The Economist recently reported on a $251 million plot it describes as the “largest federal health-care fraud takedown in our nation’s history.” The report said 94 people in five cites were charged with Medicare and Medicaid fraud.

Citing a report by the non-profit Coalition Against Insurance Fraud, the Centers for Medicare and Medicaid Services lose more than $60 billion a year to scam artists, the report said.

One third of the money in all prosecuted cases took place in South Florida where FBI experts on organized crime are now being involved. The region’s reputation for Medicare fraud is “mind-boggling,” the Economist reported,  noting that Florida mental-health clinics submitted $421 million in Medicare bills last year – four times the amount coming from Texas. The article mentioned further, “A shocking proportion” of Medicare fraud in Florida “is conducted by Cuban exiles, just-arrived and penniless, who quickly amass vast fortunes.”

Meanwhile, the Huffington Post earlier reported on government’s recovery of $2.5 billion in overpayments for the Medicare trust fund in 2009. Citing new tools used by investigators, the report said there is “a rising number of criminal prosecutions and the return of more stolen money to the government.” Investigators are also “blocking unscrupulous companies from getting into government health care programs in the first place,” the report added.

The Post also mentioned that the Justice Department and Department of Health and Human Services are concentrating their efforts in curbing Medicare fraud in south Florida, Los Angeles, Houston, Detroit, New York City’s Brooklyn borough, Baton Rouge, La., and Tampa, Fla.

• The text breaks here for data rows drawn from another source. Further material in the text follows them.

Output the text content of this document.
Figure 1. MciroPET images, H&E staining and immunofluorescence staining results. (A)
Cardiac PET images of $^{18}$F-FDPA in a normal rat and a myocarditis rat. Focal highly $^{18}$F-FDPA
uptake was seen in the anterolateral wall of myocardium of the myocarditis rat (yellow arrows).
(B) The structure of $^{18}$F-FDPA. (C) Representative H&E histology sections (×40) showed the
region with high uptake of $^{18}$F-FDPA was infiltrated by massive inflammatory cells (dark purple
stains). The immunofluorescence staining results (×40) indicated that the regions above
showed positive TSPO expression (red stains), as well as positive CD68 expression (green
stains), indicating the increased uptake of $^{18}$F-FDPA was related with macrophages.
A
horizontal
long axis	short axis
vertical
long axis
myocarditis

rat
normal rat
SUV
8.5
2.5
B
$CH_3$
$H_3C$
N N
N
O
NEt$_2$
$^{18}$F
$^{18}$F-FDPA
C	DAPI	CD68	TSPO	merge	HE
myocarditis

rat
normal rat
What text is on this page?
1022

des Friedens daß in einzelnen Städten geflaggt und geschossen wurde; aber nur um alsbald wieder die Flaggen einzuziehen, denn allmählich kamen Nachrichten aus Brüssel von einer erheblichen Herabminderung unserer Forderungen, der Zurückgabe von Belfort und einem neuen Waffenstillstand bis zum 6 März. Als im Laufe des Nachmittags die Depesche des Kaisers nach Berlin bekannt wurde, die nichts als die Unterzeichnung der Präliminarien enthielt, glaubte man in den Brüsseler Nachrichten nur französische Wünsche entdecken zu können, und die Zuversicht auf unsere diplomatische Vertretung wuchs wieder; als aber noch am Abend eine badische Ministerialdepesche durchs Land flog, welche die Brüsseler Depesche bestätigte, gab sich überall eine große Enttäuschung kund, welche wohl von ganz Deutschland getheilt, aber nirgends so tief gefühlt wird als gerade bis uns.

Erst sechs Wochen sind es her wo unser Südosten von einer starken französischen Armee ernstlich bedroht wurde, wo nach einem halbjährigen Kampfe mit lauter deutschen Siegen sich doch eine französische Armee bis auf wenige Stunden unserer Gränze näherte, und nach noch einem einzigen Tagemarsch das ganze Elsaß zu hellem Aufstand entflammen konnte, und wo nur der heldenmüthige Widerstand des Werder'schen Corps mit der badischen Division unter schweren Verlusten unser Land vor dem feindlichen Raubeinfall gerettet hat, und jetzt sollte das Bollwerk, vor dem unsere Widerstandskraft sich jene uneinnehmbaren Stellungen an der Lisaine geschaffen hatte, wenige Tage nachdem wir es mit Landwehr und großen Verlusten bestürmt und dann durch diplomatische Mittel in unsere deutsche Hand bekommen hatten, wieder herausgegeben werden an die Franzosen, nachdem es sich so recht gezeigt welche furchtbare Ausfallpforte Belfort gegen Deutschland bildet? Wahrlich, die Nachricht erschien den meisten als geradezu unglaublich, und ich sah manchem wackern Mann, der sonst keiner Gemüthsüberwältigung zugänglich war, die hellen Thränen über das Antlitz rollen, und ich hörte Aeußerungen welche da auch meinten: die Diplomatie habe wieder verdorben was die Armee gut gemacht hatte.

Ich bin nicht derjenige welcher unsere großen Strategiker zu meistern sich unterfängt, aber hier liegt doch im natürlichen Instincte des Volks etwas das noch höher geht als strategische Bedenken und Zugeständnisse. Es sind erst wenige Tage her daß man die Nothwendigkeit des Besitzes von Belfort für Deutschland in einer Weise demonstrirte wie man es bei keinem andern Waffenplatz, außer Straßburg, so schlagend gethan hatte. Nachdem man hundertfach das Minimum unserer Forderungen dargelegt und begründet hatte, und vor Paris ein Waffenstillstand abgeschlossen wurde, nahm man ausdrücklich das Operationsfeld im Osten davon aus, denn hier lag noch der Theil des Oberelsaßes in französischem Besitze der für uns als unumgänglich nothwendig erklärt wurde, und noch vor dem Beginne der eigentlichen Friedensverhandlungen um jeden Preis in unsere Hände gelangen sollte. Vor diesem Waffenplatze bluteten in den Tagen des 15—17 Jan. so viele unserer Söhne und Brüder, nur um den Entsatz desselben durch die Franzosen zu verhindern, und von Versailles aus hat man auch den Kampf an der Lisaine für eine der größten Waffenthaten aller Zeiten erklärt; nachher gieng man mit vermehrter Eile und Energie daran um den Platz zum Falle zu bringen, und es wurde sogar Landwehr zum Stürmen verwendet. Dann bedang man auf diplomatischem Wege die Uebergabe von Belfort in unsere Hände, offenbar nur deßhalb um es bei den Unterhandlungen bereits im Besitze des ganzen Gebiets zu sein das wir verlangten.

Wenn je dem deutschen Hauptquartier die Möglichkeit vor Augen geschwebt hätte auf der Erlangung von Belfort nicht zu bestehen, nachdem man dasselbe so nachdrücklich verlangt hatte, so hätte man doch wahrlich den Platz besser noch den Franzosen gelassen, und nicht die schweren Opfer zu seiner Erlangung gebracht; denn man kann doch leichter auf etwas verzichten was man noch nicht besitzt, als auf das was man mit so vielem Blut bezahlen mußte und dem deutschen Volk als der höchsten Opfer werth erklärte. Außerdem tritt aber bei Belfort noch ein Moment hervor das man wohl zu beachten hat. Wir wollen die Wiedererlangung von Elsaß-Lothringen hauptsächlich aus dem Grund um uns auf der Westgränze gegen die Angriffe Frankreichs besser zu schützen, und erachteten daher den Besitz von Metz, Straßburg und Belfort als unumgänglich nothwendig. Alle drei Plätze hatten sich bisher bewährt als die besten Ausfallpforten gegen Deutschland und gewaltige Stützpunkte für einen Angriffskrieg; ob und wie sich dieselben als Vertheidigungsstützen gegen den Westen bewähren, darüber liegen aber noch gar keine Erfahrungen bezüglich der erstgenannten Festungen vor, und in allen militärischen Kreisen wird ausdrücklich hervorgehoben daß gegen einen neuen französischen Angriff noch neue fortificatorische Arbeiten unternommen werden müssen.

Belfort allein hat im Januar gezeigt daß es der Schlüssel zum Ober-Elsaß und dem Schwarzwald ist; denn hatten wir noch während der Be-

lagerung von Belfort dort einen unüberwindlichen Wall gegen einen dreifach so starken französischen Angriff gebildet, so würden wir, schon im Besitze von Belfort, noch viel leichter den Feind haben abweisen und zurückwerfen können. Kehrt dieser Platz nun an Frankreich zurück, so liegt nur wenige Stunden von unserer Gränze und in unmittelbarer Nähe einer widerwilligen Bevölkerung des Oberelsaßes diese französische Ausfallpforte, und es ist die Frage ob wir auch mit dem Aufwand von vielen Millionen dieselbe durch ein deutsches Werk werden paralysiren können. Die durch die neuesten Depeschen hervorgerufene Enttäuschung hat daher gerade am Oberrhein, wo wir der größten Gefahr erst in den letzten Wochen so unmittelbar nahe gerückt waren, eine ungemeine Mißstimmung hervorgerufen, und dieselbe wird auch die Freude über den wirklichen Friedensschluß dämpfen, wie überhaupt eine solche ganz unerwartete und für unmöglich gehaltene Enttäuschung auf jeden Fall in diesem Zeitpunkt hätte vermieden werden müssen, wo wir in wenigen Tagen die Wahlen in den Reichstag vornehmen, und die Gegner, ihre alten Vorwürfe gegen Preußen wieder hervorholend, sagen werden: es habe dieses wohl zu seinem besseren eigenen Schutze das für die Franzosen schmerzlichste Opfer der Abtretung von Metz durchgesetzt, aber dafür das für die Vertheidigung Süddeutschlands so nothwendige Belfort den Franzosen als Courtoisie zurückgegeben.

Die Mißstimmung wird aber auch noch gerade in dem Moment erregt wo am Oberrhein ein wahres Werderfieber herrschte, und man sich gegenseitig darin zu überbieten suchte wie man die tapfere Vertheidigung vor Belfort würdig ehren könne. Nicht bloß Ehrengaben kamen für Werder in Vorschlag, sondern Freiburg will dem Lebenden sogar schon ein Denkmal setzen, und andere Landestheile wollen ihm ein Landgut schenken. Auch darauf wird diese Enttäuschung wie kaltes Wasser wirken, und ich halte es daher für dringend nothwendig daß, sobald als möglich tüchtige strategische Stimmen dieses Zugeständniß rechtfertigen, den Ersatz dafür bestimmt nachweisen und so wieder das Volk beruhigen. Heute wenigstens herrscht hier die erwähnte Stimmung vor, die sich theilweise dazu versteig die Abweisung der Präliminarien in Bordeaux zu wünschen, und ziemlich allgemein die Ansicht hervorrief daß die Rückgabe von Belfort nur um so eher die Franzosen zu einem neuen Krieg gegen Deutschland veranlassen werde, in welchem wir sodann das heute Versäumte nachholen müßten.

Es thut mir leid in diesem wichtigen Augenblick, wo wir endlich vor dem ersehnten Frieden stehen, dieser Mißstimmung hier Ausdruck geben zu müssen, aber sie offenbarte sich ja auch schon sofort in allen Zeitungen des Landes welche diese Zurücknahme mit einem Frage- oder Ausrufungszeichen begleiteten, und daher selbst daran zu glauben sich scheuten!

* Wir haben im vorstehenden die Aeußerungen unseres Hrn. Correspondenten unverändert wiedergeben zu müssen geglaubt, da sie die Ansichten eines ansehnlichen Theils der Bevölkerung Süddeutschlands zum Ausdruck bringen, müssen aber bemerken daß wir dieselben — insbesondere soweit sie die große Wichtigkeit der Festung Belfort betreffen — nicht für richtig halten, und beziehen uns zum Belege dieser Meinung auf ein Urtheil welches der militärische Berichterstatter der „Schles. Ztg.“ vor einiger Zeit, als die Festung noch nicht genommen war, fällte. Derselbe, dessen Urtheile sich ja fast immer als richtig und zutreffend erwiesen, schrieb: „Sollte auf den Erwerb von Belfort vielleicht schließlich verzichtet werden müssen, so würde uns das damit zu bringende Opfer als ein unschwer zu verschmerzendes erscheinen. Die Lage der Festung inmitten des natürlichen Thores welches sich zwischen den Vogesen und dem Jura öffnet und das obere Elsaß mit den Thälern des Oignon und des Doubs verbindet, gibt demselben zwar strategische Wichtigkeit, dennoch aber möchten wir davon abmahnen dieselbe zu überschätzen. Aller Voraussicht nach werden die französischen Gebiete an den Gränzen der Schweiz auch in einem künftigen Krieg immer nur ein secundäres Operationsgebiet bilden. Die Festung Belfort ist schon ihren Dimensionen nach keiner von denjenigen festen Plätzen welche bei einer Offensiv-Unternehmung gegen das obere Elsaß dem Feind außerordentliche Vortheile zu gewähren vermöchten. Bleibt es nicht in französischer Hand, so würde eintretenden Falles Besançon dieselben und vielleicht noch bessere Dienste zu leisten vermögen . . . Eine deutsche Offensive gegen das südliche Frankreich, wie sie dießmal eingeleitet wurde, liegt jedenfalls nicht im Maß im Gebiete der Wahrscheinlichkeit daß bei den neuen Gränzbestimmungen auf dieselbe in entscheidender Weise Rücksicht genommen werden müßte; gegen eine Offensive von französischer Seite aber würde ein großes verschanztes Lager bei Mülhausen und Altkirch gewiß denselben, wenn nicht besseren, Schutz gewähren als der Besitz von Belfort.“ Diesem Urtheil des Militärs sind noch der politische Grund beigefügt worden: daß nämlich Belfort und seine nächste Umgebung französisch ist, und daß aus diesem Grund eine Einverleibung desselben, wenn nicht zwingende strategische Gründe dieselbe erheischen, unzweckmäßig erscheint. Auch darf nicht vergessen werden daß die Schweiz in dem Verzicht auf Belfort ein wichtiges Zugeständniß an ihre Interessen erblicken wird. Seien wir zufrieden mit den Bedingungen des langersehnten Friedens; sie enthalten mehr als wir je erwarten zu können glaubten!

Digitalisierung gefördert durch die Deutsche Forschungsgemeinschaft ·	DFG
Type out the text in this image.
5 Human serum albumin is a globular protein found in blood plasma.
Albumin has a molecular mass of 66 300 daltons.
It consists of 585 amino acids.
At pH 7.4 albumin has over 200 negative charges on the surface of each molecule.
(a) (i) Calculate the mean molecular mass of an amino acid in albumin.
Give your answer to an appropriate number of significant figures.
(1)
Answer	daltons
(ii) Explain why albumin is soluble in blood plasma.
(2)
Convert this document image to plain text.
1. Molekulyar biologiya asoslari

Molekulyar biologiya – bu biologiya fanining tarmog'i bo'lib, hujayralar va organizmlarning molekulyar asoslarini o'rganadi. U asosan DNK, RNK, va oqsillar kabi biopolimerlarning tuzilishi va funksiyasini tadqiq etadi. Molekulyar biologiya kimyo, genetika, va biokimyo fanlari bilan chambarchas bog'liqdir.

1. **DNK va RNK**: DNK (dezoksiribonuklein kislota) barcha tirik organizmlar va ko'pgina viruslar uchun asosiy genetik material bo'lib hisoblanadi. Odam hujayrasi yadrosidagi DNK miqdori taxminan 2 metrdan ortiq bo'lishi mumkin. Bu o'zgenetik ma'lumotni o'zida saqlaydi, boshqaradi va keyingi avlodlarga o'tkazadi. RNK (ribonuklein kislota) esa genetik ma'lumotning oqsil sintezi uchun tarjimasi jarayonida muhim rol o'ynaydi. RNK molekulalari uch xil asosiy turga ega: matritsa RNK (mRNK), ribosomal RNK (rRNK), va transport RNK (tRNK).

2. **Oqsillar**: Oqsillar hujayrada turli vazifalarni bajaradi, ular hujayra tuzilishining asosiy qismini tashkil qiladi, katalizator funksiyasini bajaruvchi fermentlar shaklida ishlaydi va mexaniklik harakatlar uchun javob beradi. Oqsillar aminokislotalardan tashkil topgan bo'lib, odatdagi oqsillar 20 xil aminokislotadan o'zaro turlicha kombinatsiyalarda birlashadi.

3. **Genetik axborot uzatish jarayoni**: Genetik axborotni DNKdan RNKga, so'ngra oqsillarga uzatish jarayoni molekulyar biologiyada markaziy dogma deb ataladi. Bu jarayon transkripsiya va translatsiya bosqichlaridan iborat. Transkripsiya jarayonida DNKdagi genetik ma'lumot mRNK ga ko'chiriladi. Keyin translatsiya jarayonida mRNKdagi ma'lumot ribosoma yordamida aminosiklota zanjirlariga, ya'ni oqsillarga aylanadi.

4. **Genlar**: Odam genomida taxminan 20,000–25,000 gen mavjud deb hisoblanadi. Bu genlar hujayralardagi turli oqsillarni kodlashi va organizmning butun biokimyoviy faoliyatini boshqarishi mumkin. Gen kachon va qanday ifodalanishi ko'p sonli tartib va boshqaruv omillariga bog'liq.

Medicare fraud and billing errors costs the government more than $36 billion last year, the Economist noted. The modus operandi involves a “care-provider” billing Medicare for non-existent or unnecessary services. These services and items include: HIV/AIDS medicines and therapy; medical equipment such as wheelchairs to neck and knee braces, as well as home health care, physical and occupational therapy and mental-health services.

The newly enacted Affordable Care Act provides $300 million to government agencies in the forefront against Medicaid and Medicare fraud. The Act also lengthens prison sentences and gives the government new authority to oversee companies participating in Medicare and Medicaid. “We’re going to attack fraud at every stage of the process,” Health Secretary Kathleen Sebelius told the Post.